L’IUT Nice Côte d’Azur rencontre des lycéen-nes pour la 5ème édition des rallyes-découvertes « Boy’s Day – Girl’s Day »

Le département Réseaux et Télécommunications de l’IUT Nice Côte d’Azur a accueilli, jeudi 30 mars sur son site de Sophia Antipolis, des élèves de 2nde du Centre International de Valbonne et du lycée Simone Veil, dans le cadre des journées « Boy’s Day – Girl’s Day ». Organisées par Alter Egaux, agence conseil en égalité professionnelle entre femmes et hommes et le Rectorat de l’Académie de Nice, ces rendez-vous avec des professionnels participent à la sensibilisation et à la prise de conscience des jeunes de la mixité des métiers… de tous les métiers que l’on soit une fille ou un garçon.
L’IUT Nice Côte d’Azur rencontre des lycéen-nes pour la 5ème édition des rallyes-découvertes « Boy’s Day – Girl’s Day »

Journée Girls'day boy's day - crédit photo © C.Navenot

Une belle rencontre avec Lucile Sassatelli, enseignante-chercheuse au sein du département R&T de l’IUT et du laboratoire I3S, dans le domaine des STIC (Sciences et Technologies de l’Information), qui après avoir présenté son parcours professionnel dans le « monde des hommes », a pointé l’inquiétante diminution de la part des femmes, particulièrement au cours des 30 dernières années, dans le domaine de la high tech. Si le taux de femmes diplômées dans les sciences de l’informatique était 38% dans les années 80, il a chuté à 18% en 2010. Comment expliquer un tel déclin ?

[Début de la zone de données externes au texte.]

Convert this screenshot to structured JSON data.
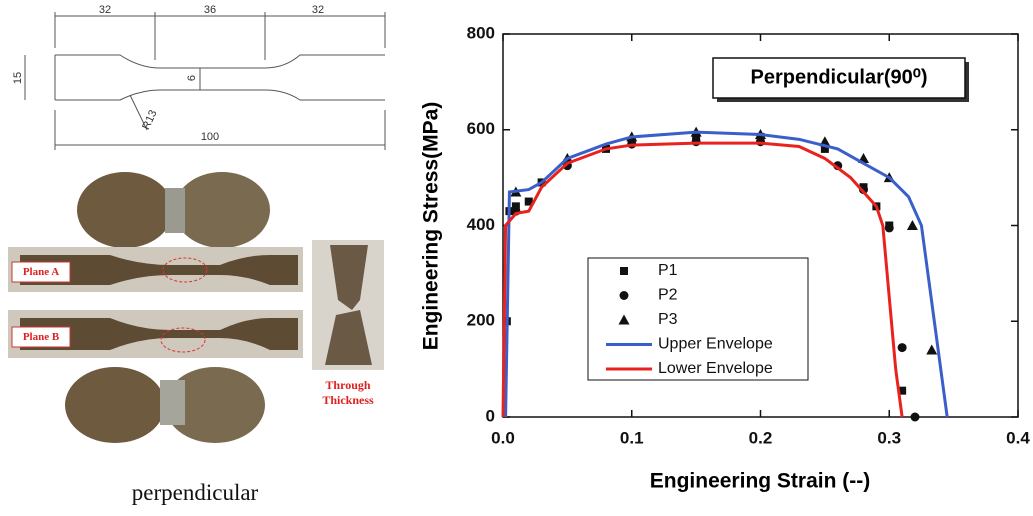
{
  "figure": {
    "dimensions": {
      "left": 32,
      "middle": 36,
      "right": 32,
      "width": 15,
      "neck": 6,
      "radius": "R13",
      "length": 100
    },
    "plane_a": "Plane A",
    "plane_b": "Plane B",
    "through": "Through Thickness",
    "caption": "perpendicular"
  },
  "chart_data": {
    "type": "scatter",
    "annotation": "Perpendicular(90⁰)",
    "x_label": "Engineering Strain (--)",
    "y_label": "Engineering Stress(MPa)",
    "xlim": [
      0,
      0.4
    ],
    "ylim": [
      0,
      800
    ],
    "xticks": [
      {
        "value": 0,
        "label": "0.0"
      },
      0.1,
      0.2,
      0.3,
      0.4
    ],
    "yticks": [
      0,
      200,
      400,
      600,
      800
    ],
    "legend": "center",
    "series": [
      {
        "name": "P1",
        "marker": "square",
        "color": "#111111",
        "x": [
          0.003,
          0.005,
          0.01,
          0.02,
          0.03,
          0.05,
          0.08,
          0.1,
          0.15,
          0.2,
          0.25,
          0.28,
          0.29,
          0.3,
          0.31
        ],
        "values": [
          200,
          430,
          440,
          450,
          490,
          530,
          560,
          575,
          585,
          585,
          560,
          480,
          440,
          400,
          55
        ]
      },
      {
        "name": "P2",
        "marker": "circle",
        "color": "#111111",
        "x": [
          0.01,
          0.05,
          0.1,
          0.15,
          0.2,
          0.26,
          0.28,
          0.3,
          0.31,
          0.32
        ],
        "values": [
          430,
          525,
          570,
          575,
          575,
          525,
          475,
          395,
          145,
          0
        ]
      },
      {
        "name": "P3",
        "marker": "triangle",
        "color": "#111111",
        "x": [
          0.01,
          0.05,
          0.1,
          0.15,
          0.2,
          0.25,
          0.28,
          0.3,
          0.318,
          0.333
        ],
        "values": [
          470,
          540,
          585,
          595,
          590,
          575,
          540,
          500,
          400,
          140
        ]
      },
      {
        "name": "Upper Envelope",
        "marker": "line",
        "color": "#3a5fc8",
        "x": [
          0.002,
          0.005,
          0.02,
          0.03,
          0.05,
          0.08,
          0.1,
          0.15,
          0.2,
          0.23,
          0.26,
          0.28,
          0.3,
          0.315,
          0.325,
          0.335,
          0.345
        ],
        "values": [
          0,
          470,
          475,
          490,
          540,
          570,
          585,
          595,
          590,
          580,
          560,
          530,
          500,
          460,
          400,
          200,
          0
        ]
      },
      {
        "name": "Lower Envelope",
        "marker": "line",
        "color": "#e8231f",
        "x": [
          0,
          0.002,
          0.01,
          0.02,
          0.03,
          0.05,
          0.08,
          0.1,
          0.15,
          0.2,
          0.23,
          0.25,
          0.27,
          0.28,
          0.29,
          0.295,
          0.3,
          0.305,
          0.31
        ],
        "values": [
          0,
          400,
          425,
          430,
          480,
          530,
          560,
          568,
          572,
          572,
          565,
          540,
          500,
          470,
          440,
          400,
          250,
          100,
          0
        ]
      }
    ]
  }
}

  • L’absence de médiatisation des « modèles » féminins dans les métiers de l’informatique est un premier élément de réponse. Qui connaît Ada Byron (fille de Lord Byron), figure capitale, reconnue comme la fondatrice du calcul scientifique et inspiratrice d’Alan Turing, père de l’informatique moderne. Ou encore Grace Hopper qui, jusque dans les années 80, a joué un rôle prépondérant dans le développement des langages informatiques. 
  • L’évolution des rôles féminins et masculins ensuite. Si historiquement les hommes se sont d’abord concentrés sur l’électronique (les machines), tandis que les femmes excellaient dans le calcul mathématique, il en a été différemment dès lors que les hommes ont découvert et compris que les logiciels étaient importants. Ils s’y sont intéressés, se sont qualifiés, excluant les femmes des « clubs » très fermés dans lesquels ils se retrouvaient. 
  • Le développement des ordinateurs personnels enfin a inscrit le domaine dans celui des hommes. Stratégies marketing et campagnes publicitaires ont positionné le PC comme un « toy for boys » (jouet pour garçon), créant et nourrissant le stéréotype de « geek » informatique, exclusivement masculin, dans les médias et les consciences. Les STIC sont ainsi devenues le territoire des hommes, programmateurs ou chefs d’entreprise high tech qui font rêver, à l’instar de Mark Zuckerberg le très médiatisé fondateur de Facebook. Oserait-on parler de sexisme ? Oui, et aux Etats-Unis la prise de conscience est nouvelle, mais aujourd’hui réelle. Ainsi le magazine The Atlantic titre son numéro d’avril 2017 : « Pourquoi la Silicon Valley est-elle si terrible pour les femmes ? » 

Lucile Sassatelli est intarissable sur ce sujet qui la préoccupe, la passionne et la mobilise. Les lycéennes et lycéens, très attentifs à son discours et sa démonstration, sauront certainement être de parfaits ambassadeurs pour transmettre le message auprès de leurs camarades de classe… et au-delà.